Museum Home Past Exhibitions Light and Water

May 17–August 21, 2005 at the Getty Center

Campo S. Polo / Guardi
View of Campo San Polo, Francesco Guardi, about 1790
video Video: Curator Julian Brooks introduces the exhibition.

In the 18th century, Venetian artists interpreted the light and colorful Rococo style with creativity and energy. Their extraordinary drawings evoke the unusual light of the "floating city."

This exhibition presents city views, caricatures, history scenes, portraits, and playful fantasies by the most successful artists of 18th-century Venice. While some were preparatory sketches for paintings, many were intended as highly finished works of art in their own right.

Drawings by these artists were widely collected not only by Venetians, but also by the many tourists who came to Venice to see its wonders and enjoy its festivals, such as the famous carnevale (carnival).

Views and Visions

Surrounded by water, and with canals as streets, Venice presented a theatrical setting for its palaces, piazzas, and churches. Artists captured these sights with their distinctive light and made fantasy views inspired by them.

The sketch above shows San Polo, the second largest square in Venice. The artist, Francesco Guardi, exaggerated the depth of the space to heighten the drama. He used thin washes for the clouds, filling the scene with sunlight and moving shadow.

Flight into Egypt / Tiepolo
Flight into Egypt, Giambattista Tiepolo, about 1725–1735
audio Listen to a discussion of this image.

Historical and Biblical Narratives

Venetian artists were particularly known for the creative way in which they told dramatic stories through their drawings. Theatrical arrangements of figures and novel, imaginative approaches to storytelling combined to make their drawings highly collectible.

Giovanni Battista (Giambattista) Tiepolo's Flight into Egypt tells the story of the escape of the Holy Family from Herod's soldiers. The family is usually represented traveling with a donkey, but Tiepolo reinterpreted the scene, instead featuring a typically Venetian boat. Working spontaneously with brown wash, he constructed the entire scene from patches of shadow.

A Seated Man Playing a Guitar, Pietro Antonio Novelli, about 1760
learn_more See a close-up of the man's face.

Characters and Caricatures

Caricatures, in which human characteristics are exaggerated for comic or tragic effect, were particularly popular in Venice.

This drawing, probably a design for a print, shows a well-dressed man serenading his beloved outside her window. The inscription in a Venetian dialect reads, "to relieve the beloved of her longing, he sings while scratching the guitar."

The words smara and chittara also had vulgar meanings in the slang of the period, giving the inscription a bawdy tone.

Muse / Carriera
A Muse, Rosalba Carriera, about 1725

Heads and Portraits

Artists drew portraits and studies of heads both in preparation for later paintings and as finished works of art in their own right.
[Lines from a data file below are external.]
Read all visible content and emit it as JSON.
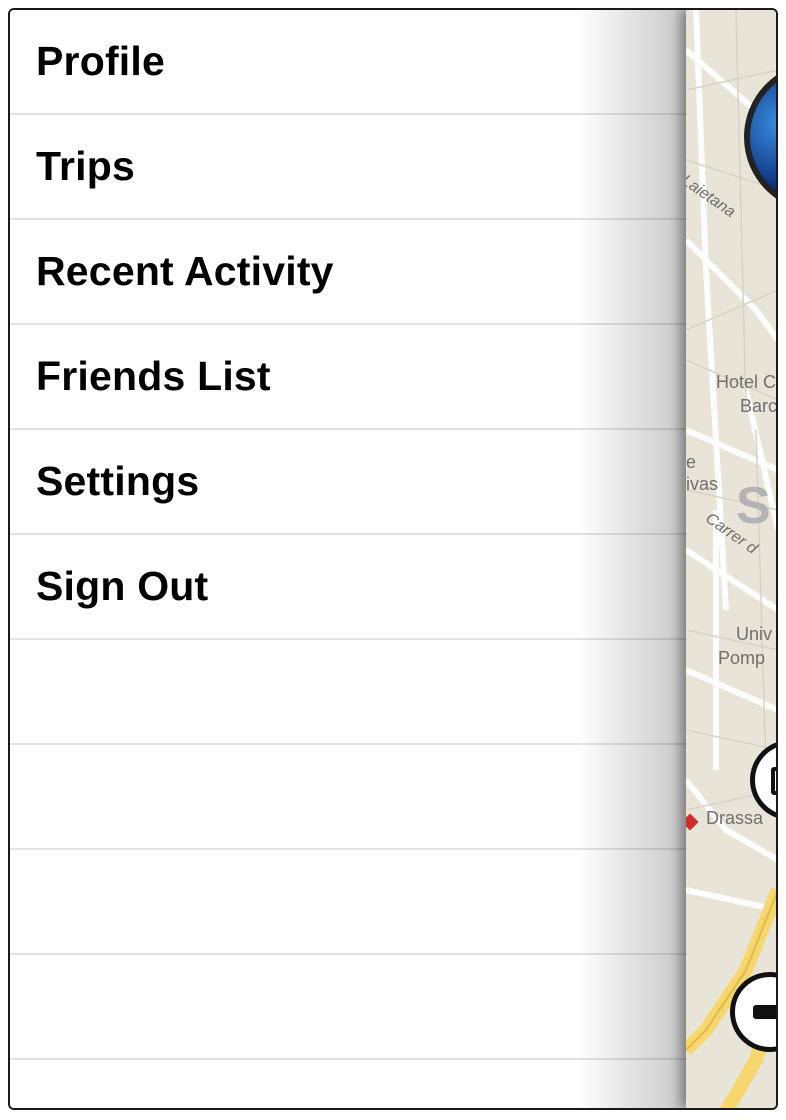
{
  "menu": {
    "items": [
      {
        "label": "Profile"
      },
      {
        "label": "Trips"
      },
      {
        "label": "Recent Activity"
      },
      {
        "label": "Friends List"
      },
      {
        "label": "Settings"
      },
      {
        "label": "Sign Out"
      },
      {
        "label": ""
      },
      {
        "label": ""
      },
      {
        "label": ""
      },
      {
        "label": ""
      }
    ]
  },
  "map": {
    "labels": {
      "street_laietana": "Laietana",
      "hotel": "Hotel C",
      "hotel_line2": "Barc",
      "e": "e",
      "ivas": "ivas",
      "carrer": "Carrer d",
      "big_s": "S",
      "univ": "Univ",
      "pomp": "Pomp",
      "drassanes": "Drassa"
    },
    "colors": {
      "background": "#e9e4d8",
      "road": "#ffffff",
      "highway": "#f5d76e"
    }
  }
}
Some were portraits of distinct individuals, while other were imaginary or idealized characters.

Rosalba Carriera, one of the few female artists in 18th-century Venice, became internationally famous for her exquisite pastel portraits. In this drawing she used velvety blends of pastel colors to render the ivory skin, flushed cheek, and wavy hair of a classical muse. The darkened background emphasizes the setting of the head in space.

Punchinellos Approaching Woman / Tiepolo
Punchinellos Approaching a Woman, Giambattista Tiepolo, late 1730s
learn_more See a close-up of the woman's face.

Performance and Imagination

Improvised comedy sketches by traveling commedia dell'arte troupes were popular in 18th-century Venice. From their stock of characters comes Punchinello, a figure with a hunchback and a beaklike mask who is brave, humorous, lazy, bawdy, and proud. He and his band of friends in similar costume, also called punchinellos, became a regular feature in drawings by Giambattista Tiepolo and those of his son Domenico.

Punchinellos accost a drunken woman in this drawing. One approaches from the side, a second lifts her skirt from behind, and two more lurk in the background. The woman's beaklike nose and hat comically echo the hats and masks of the punchinellos.

Warwick Castle / Canaletto
Warwick Castle, Canaletto, about 1748

Venetian Artists Abroad

Many Venetian artists won prestigious commissions abroad and, responding to their growing fame, moved to work outside Italy. This helped to spread the decorative and colorful Venetian style of painting across Europe.

Canaletto's views of Venice became so famous with English visitors to the city that in 1746 the artist moved to London. This drawing is a study for a painting of Warwick Castle made for an English buyer. It reflects a delight in details of local life, such as the huntsman with a rifle and dog, and the wood stacked against the castle walls.

The exhibition is located at the Getty Center, Museum, East Pavilion.